# Rate my appearance from 1-10 please.



## LonelyTeen (Jan 16, 2013)

Please, thank you.


----------



## LonelyTeen (Jan 16, 2013)




----------



## Mousey9 (Dec 27, 2012)

insecure/10


----------



## hipolito (Sep 25, 2012)

you don't look like you have SA at all. I see boys like you all the time, and they mostly have girlfriends and lots of friends. so if you have problems, I _really _dont think its your looks.
=)
I don't like rating though..


----------



## millenniumman75 (Feb 4, 2005)

You have to learn to become comfortable in your own skin.
These ratings are going to go in one eye and out the other.
How YOU feel about YOURSELF is more important than posing this on the Internetz.


----------



## Limmy (Feb 15, 2013)

millenniumman75 said:


> You have to learn to become comfortable in your own skin.
> These ratings are going to go in one eye and out the other.
> How YOU feel about YOURSELF is more important than posing this on the Internetz.


i agree with this 100%


----------



## arnie (Jan 24, 2012)

infamous93 said:


> insecure/10


This. How you carry yourself is just as important as what you look like.


----------



## mezzoforte (May 16, 2010)

You look average looking to me.

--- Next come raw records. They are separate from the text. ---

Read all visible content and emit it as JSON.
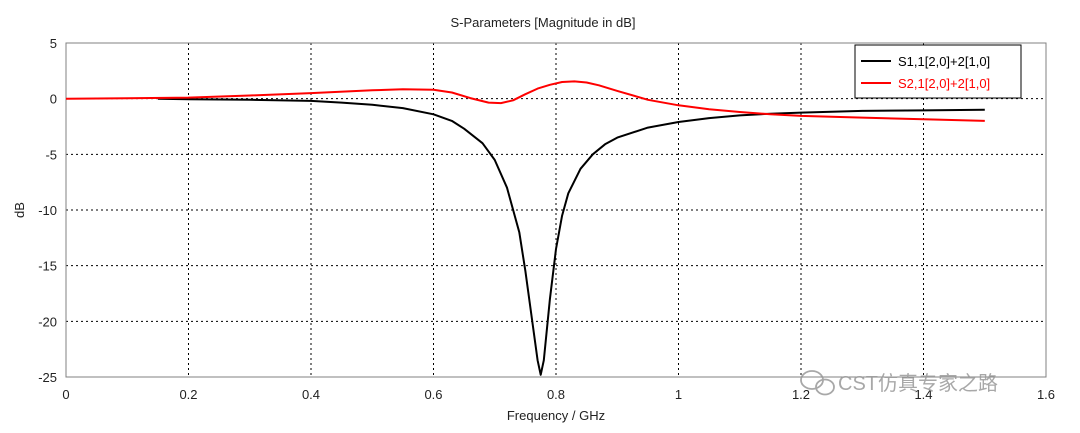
{
  "chart_data": {
    "type": "line",
    "title": "S-Parameters [Magnitude in dB]",
    "xlabel": "Frequency / GHz",
    "ylabel": "dB",
    "xlim": [
      0,
      1.6
    ],
    "ylim": [
      -25,
      5
    ],
    "xticks": [
      "0",
      "0.2",
      "0.4",
      "0.6",
      "0.8",
      "1",
      "1.2",
      "1.4",
      "1.6"
    ],
    "yticks": [
      "5",
      "0",
      "-5",
      "-10",
      "-15",
      "-20",
      "-25"
    ],
    "grid": true,
    "legend_position": "top-right",
    "series": [
      {
        "name": "S1,1[2,0]+2[1,0]",
        "color": "#000000",
        "x": [
          0.15,
          0.2,
          0.3,
          0.4,
          0.45,
          0.5,
          0.55,
          0.6,
          0.63,
          0.65,
          0.68,
          0.7,
          0.72,
          0.74,
          0.75,
          0.76,
          0.77,
          0.775,
          0.78,
          0.79,
          0.8,
          0.81,
          0.82,
          0.84,
          0.86,
          0.88,
          0.9,
          0.95,
          1.0,
          1.05,
          1.1,
          1.15,
          1.2,
          1.3,
          1.4,
          1.5
        ],
        "values": [
          0,
          -0.05,
          -0.1,
          -0.2,
          -0.35,
          -0.55,
          -0.85,
          -1.4,
          -2.0,
          -2.7,
          -4.0,
          -5.5,
          -8.0,
          -12.0,
          -15.5,
          -19.5,
          -23.5,
          -24.8,
          -23.5,
          -18.0,
          -13.5,
          -10.5,
          -8.5,
          -6.3,
          -5.0,
          -4.1,
          -3.5,
          -2.6,
          -2.1,
          -1.75,
          -1.5,
          -1.35,
          -1.25,
          -1.1,
          -1.05,
          -1.0
        ]
      },
      {
        "name": "S2,1[2,0]+2[1,0]",
        "color": "#ff0000",
        "x": [
          0,
          0.1,
          0.2,
          0.3,
          0.4,
          0.5,
          0.55,
          0.6,
          0.63,
          0.66,
          0.69,
          0.71,
          0.73,
          0.75,
          0.77,
          0.79,
          0.81,
          0.83,
          0.85,
          0.87,
          0.9,
          0.95,
          1.0,
          1.05,
          1.1,
          1.15,
          1.2,
          1.3,
          1.4,
          1.5
        ],
        "values": [
          0,
          0.03,
          0.1,
          0.28,
          0.5,
          0.75,
          0.85,
          0.8,
          0.55,
          0.05,
          -0.35,
          -0.4,
          -0.15,
          0.4,
          0.9,
          1.25,
          1.5,
          1.55,
          1.45,
          1.2,
          0.7,
          -0.1,
          -0.6,
          -0.95,
          -1.2,
          -1.4,
          -1.55,
          -1.7,
          -1.85,
          -2.0
        ]
      }
    ]
  },
  "watermark": "CST仿真专家之路",
  "colors": {
    "grid": "#000000",
    "axis": "#808080",
    "background": "#ffffff"
  }
}
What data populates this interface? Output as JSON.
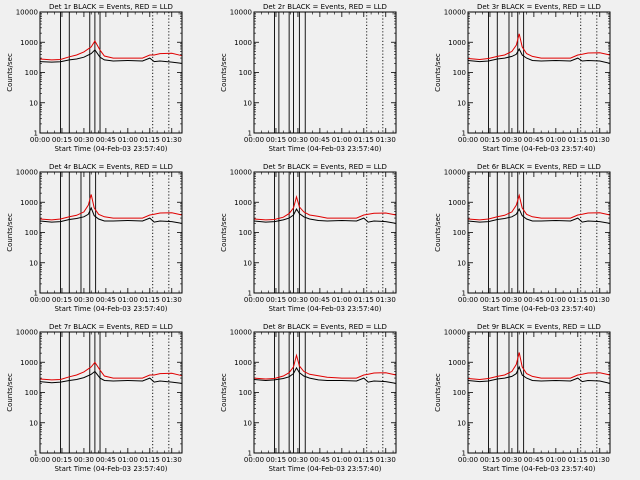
{
  "colors": {
    "events": "#000000",
    "lld": "#e00000",
    "background": "#f0f0f0",
    "axis": "#000000"
  },
  "chart_data": [
    {
      "type": "line",
      "title": "Det 1r BLACK = Events, RED = LLD",
      "xlabel": "Start Time (04-Feb-03 23:57:40)",
      "ylabel": "Counts/sec",
      "yscale": "log",
      "ylim": [
        1,
        10000
      ],
      "xtick_labels": [
        "00:00",
        "00:15",
        "00:30",
        "00:45",
        "01:00",
        "01:15",
        "01:30"
      ],
      "ytick_labels": [
        "1",
        "10",
        "100",
        "1000",
        "10000"
      ],
      "solid_markers_min": [
        14,
        20,
        34,
        37.5,
        41
      ],
      "dotted_markers_min": [
        77,
        88
      ],
      "series": [
        {
          "name": "Events",
          "x": [
            0,
            8,
            14,
            20,
            25,
            30,
            35,
            37.5,
            41,
            44,
            50,
            60,
            70,
            75,
            78,
            82,
            90,
            97
          ],
          "y": [
            230,
            220,
            225,
            260,
            280,
            320,
            420,
            560,
            320,
            260,
            240,
            250,
            240,
            300,
            230,
            240,
            220,
            200
          ]
        },
        {
          "name": "LLD",
          "x": [
            0,
            8,
            14,
            20,
            25,
            30,
            35,
            37.5,
            41,
            44,
            50,
            60,
            70,
            75,
            78,
            82,
            90,
            97
          ],
          "y": [
            280,
            260,
            270,
            330,
            380,
            480,
            700,
            1100,
            550,
            350,
            300,
            300,
            300,
            380,
            380,
            420,
            430,
            360
          ]
        }
      ]
    },
    {
      "type": "line",
      "title": "Det 2r BLACK = Events, RED = LLD",
      "xlabel": "Start Time (04-Feb-03 23:57:40)",
      "ylabel": "Counts/sec",
      "yscale": "log",
      "ylim": [
        1,
        10000
      ],
      "xtick_labels": [
        "00:00",
        "00:15",
        "00:30",
        "00:45",
        "01:00",
        "01:15",
        "01:30"
      ],
      "ytick_labels": [
        "1",
        "10",
        "100",
        "1000",
        "10000"
      ],
      "solid_markers_min": [
        14,
        17,
        24,
        27,
        31,
        35
      ],
      "dotted_markers_min": [
        77,
        88
      ],
      "series": []
    },
    {
      "type": "line",
      "title": "Det 3r BLACK = Events, RED = LLD",
      "xlabel": "Start Time (04-Feb-03 23:57:40)",
      "ylabel": "Counts/sec",
      "yscale": "log",
      "ylim": [
        1,
        10000
      ],
      "xtick_labels": [
        "00:00",
        "00:15",
        "00:30",
        "00:45",
        "01:00",
        "01:15",
        "01:30"
      ],
      "ytick_labels": [
        "1",
        "10",
        "100",
        "1000",
        "10000"
      ],
      "solid_markers_min": [
        14,
        20,
        28,
        34,
        38
      ],
      "dotted_markers_min": [
        77,
        88
      ],
      "series": [
        {
          "name": "Events",
          "x": [
            0,
            8,
            14,
            20,
            25,
            30,
            33,
            35,
            37,
            40,
            44,
            50,
            60,
            70,
            75,
            78,
            82,
            90,
            97
          ],
          "y": [
            250,
            230,
            240,
            280,
            300,
            340,
            400,
            600,
            380,
            300,
            250,
            240,
            250,
            240,
            300,
            240,
            250,
            240,
            200
          ]
        },
        {
          "name": "LLD",
          "x": [
            0,
            8,
            14,
            20,
            25,
            30,
            33,
            35,
            37,
            40,
            44,
            50,
            60,
            70,
            75,
            78,
            82,
            90,
            97
          ],
          "y": [
            290,
            270,
            290,
            340,
            380,
            500,
            800,
            1900,
            700,
            420,
            340,
            300,
            300,
            300,
            380,
            400,
            440,
            450,
            380
          ]
        }
      ]
    },
    {
      "type": "line",
      "title": "Det 4r BLACK = Events, RED = LLD",
      "xlabel": "Start Time (04-Feb-03 23:57:40)",
      "ylabel": "Counts/sec",
      "yscale": "log",
      "ylim": [
        1,
        10000
      ],
      "xtick_labels": [
        "00:00",
        "00:15",
        "00:30",
        "00:45",
        "01:00",
        "01:15",
        "01:30"
      ],
      "ytick_labels": [
        "1",
        "10",
        "100",
        "1000",
        "10000"
      ],
      "solid_markers_min": [
        14,
        20,
        28,
        34,
        38
      ],
      "dotted_markers_min": [
        77,
        88
      ],
      "series": [
        {
          "name": "Events",
          "x": [
            0,
            8,
            14,
            20,
            25,
            30,
            33,
            35,
            37,
            40,
            44,
            50,
            60,
            70,
            75,
            78,
            82,
            90,
            97
          ],
          "y": [
            240,
            220,
            230,
            270,
            290,
            330,
            400,
            650,
            360,
            280,
            240,
            240,
            250,
            240,
            300,
            220,
            240,
            230,
            200
          ]
        },
        {
          "name": "LLD",
          "x": [
            0,
            8,
            14,
            20,
            25,
            30,
            33,
            35,
            37,
            40,
            44,
            50,
            60,
            70,
            75,
            78,
            82,
            90,
            97
          ],
          "y": [
            280,
            260,
            280,
            330,
            370,
            480,
            800,
            1800,
            650,
            400,
            330,
            300,
            300,
            300,
            380,
            400,
            440,
            450,
            380
          ]
        }
      ]
    },
    {
      "type": "line",
      "title": "Det 5r BLACK = Events, RED = LLD",
      "xlabel": "Start Time (04-Feb-03 23:57:40)",
      "ylabel": "Counts/sec",
      "yscale": "log",
      "ylim": [
        1,
        10000
      ],
      "xtick_labels": [
        "00:00",
        "00:15",
        "00:30",
        "00:45",
        "01:00",
        "01:15",
        "01:30"
      ],
      "ytick_labels": [
        "1",
        "10",
        "100",
        "1000",
        "10000"
      ],
      "solid_markers_min": [
        14,
        17,
        24,
        27,
        31,
        35
      ],
      "dotted_markers_min": [
        77,
        88
      ],
      "series": [
        {
          "name": "Events",
          "x": [
            0,
            8,
            14,
            20,
            24,
            27,
            29,
            31,
            34,
            38,
            44,
            50,
            60,
            70,
            75,
            78,
            82,
            90,
            97
          ],
          "y": [
            240,
            220,
            230,
            260,
            300,
            380,
            600,
            420,
            330,
            280,
            250,
            240,
            250,
            240,
            300,
            220,
            240,
            230,
            200
          ]
        },
        {
          "name": "LLD",
          "x": [
            0,
            8,
            14,
            20,
            24,
            27,
            29,
            31,
            34,
            38,
            44,
            50,
            60,
            70,
            75,
            78,
            82,
            90,
            97
          ],
          "y": [
            280,
            260,
            270,
            320,
            420,
            650,
            1500,
            700,
            480,
            380,
            340,
            300,
            300,
            300,
            380,
            400,
            430,
            440,
            380
          ]
        }
      ]
    },
    {
      "type": "line",
      "title": "Det 6r BLACK = Events, RED = LLD",
      "xlabel": "Start Time (04-Feb-03 23:57:40)",
      "ylabel": "Counts/sec",
      "yscale": "log",
      "ylim": [
        1,
        10000
      ],
      "xtick_labels": [
        "00:00",
        "00:15",
        "00:30",
        "00:45",
        "01:00",
        "01:15",
        "01:30"
      ],
      "ytick_labels": [
        "1",
        "10",
        "100",
        "1000",
        "10000"
      ],
      "solid_markers_min": [
        14,
        20,
        28,
        34,
        38
      ],
      "dotted_markers_min": [
        77,
        88
      ],
      "series": [
        {
          "name": "Events",
          "x": [
            0,
            8,
            14,
            20,
            25,
            30,
            33,
            35,
            37,
            40,
            44,
            50,
            60,
            70,
            75,
            78,
            82,
            90,
            97
          ],
          "y": [
            240,
            220,
            230,
            270,
            290,
            330,
            400,
            600,
            360,
            280,
            240,
            240,
            250,
            240,
            300,
            220,
            240,
            230,
            200
          ]
        },
        {
          "name": "LLD",
          "x": [
            0,
            8,
            14,
            20,
            25,
            30,
            33,
            35,
            37,
            40,
            44,
            50,
            60,
            70,
            75,
            78,
            82,
            90,
            97
          ],
          "y": [
            280,
            260,
            280,
            330,
            370,
            480,
            800,
            1700,
            650,
            400,
            330,
            300,
            300,
            300,
            380,
            400,
            440,
            450,
            380
          ]
        }
      ]
    },
    {
      "type": "line",
      "title": "Det 7r BLACK = Events, RED = LLD",
      "xlabel": "Start Time (04-Feb-03 23:57:40)",
      "ylabel": "Counts/sec",
      "yscale": "log",
      "ylim": [
        1,
        10000
      ],
      "xtick_labels": [
        "00:00",
        "00:15",
        "00:30",
        "00:45",
        "01:00",
        "01:15",
        "01:30"
      ],
      "ytick_labels": [
        "1",
        "10",
        "100",
        "1000",
        "10000"
      ],
      "solid_markers_min": [
        14,
        20,
        34,
        37.5,
        41
      ],
      "dotted_markers_min": [
        77,
        88
      ],
      "series": [
        {
          "name": "Events",
          "x": [
            0,
            8,
            14,
            20,
            25,
            30,
            35,
            37.5,
            41,
            44,
            50,
            60,
            70,
            75,
            78,
            82,
            90,
            97
          ],
          "y": [
            230,
            210,
            220,
            250,
            270,
            310,
            400,
            500,
            300,
            250,
            240,
            250,
            240,
            300,
            220,
            240,
            220,
            200
          ]
        },
        {
          "name": "LLD",
          "x": [
            0,
            8,
            14,
            20,
            25,
            30,
            35,
            37.5,
            41,
            44,
            50,
            60,
            70,
            75,
            78,
            82,
            90,
            97
          ],
          "y": [
            280,
            260,
            270,
            330,
            380,
            480,
            700,
            1000,
            550,
            350,
            300,
            300,
            300,
            380,
            380,
            420,
            430,
            360
          ]
        }
      ]
    },
    {
      "type": "line",
      "title": "Det 8r BLACK = Events, RED = LLD",
      "xlabel": "Start Time (04-Feb-03 23:57:40)",
      "ylabel": "Counts/sec",
      "yscale": "log",
      "ylim": [
        1,
        10000
      ],
      "xtick_labels": [
        "00:00",
        "00:15",
        "00:30",
        "00:45",
        "01:00",
        "01:15",
        "01:30"
      ],
      "ytick_labels": [
        "1",
        "10",
        "100",
        "1000",
        "10000"
      ],
      "solid_markers_min": [
        14,
        17,
        24,
        27,
        31,
        35
      ],
      "dotted_markers_min": [
        77,
        88
      ],
      "series": [
        {
          "name": "Events",
          "x": [
            0,
            8,
            14,
            20,
            24,
            27,
            29,
            31,
            34,
            38,
            44,
            50,
            60,
            70,
            75,
            78,
            82,
            90,
            97
          ],
          "y": [
            270,
            250,
            260,
            290,
            330,
            420,
            650,
            450,
            350,
            300,
            260,
            250,
            250,
            240,
            300,
            220,
            240,
            230,
            200
          ]
        },
        {
          "name": "LLD",
          "x": [
            0,
            8,
            14,
            20,
            24,
            27,
            29,
            31,
            34,
            38,
            44,
            50,
            60,
            70,
            75,
            78,
            82,
            90,
            97
          ],
          "y": [
            300,
            280,
            290,
            350,
            450,
            700,
            1700,
            750,
            500,
            400,
            360,
            320,
            300,
            300,
            380,
            400,
            440,
            450,
            380
          ]
        }
      ]
    },
    {
      "type": "line",
      "title": "Det 9r BLACK = Events, RED = LLD",
      "xlabel": "Start Time (04-Feb-03 23:57:40)",
      "ylabel": "Counts/sec",
      "yscale": "log",
      "ylim": [
        1,
        10000
      ],
      "xtick_labels": [
        "00:00",
        "00:15",
        "00:30",
        "00:45",
        "01:00",
        "01:15",
        "01:30"
      ],
      "ytick_labels": [
        "1",
        "10",
        "100",
        "1000",
        "10000"
      ],
      "solid_markers_min": [
        14,
        20,
        28,
        34,
        38
      ],
      "dotted_markers_min": [
        77,
        88
      ],
      "series": [
        {
          "name": "Events",
          "x": [
            0,
            8,
            14,
            20,
            25,
            30,
            33,
            35,
            37,
            40,
            44,
            50,
            60,
            70,
            75,
            78,
            82,
            90,
            97
          ],
          "y": [
            250,
            230,
            240,
            280,
            300,
            340,
            420,
            700,
            380,
            300,
            250,
            240,
            250,
            240,
            300,
            230,
            250,
            240,
            200
          ]
        },
        {
          "name": "LLD",
          "x": [
            0,
            8,
            14,
            20,
            25,
            30,
            33,
            35,
            37,
            40,
            44,
            50,
            60,
            70,
            75,
            78,
            82,
            90,
            97
          ],
          "y": [
            290,
            270,
            290,
            340,
            380,
            500,
            850,
            2100,
            700,
            420,
            340,
            300,
            300,
            300,
            380,
            400,
            440,
            450,
            380
          ]
        }
      ]
    }
  ]
}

So 5-6. You're not ugly in my opinion.


----------



## Life Aint No Joke (Mar 8, 2013)

I gave u a 7 bro


No ****


----------



## ShadyGFX (Jul 18, 2012)

I accidentally put 1, so ignore that lol


----------



## To22 (Apr 6, 2012)

ShadyGFX said:


> I accidentally put 1, so ignore that lol


I was wondering who voted that lol


----------



## Pennywise (Aug 18, 2011)

A 5/10. No major complaints.


----------



## TobeyJuarez (May 16, 2012)

ShadyGFX said:


> I accidentally put 1, so ignore that lol


aha, ive always wanted to make a thread like this but im afraid im gonna get a whole bunch of ones and that itll destroy the confidence ive been working on developing


----------



## whattothink (Jun 2, 2005)

Above average. Also, you've registered using my old name. Thought I'd throw that out there.


----------



## stookified (Sep 15, 2012)

refuse to rate people


----------



## Patriot (Oct 14, 2011)

infamous93 said:


> insecure/10


This


----------



## cozynights (Mar 19, 2013)

stop worrying so much about what everyone else thinks, gosh. I won't even rate you because you shouldn't give a **** about my opinion.


----------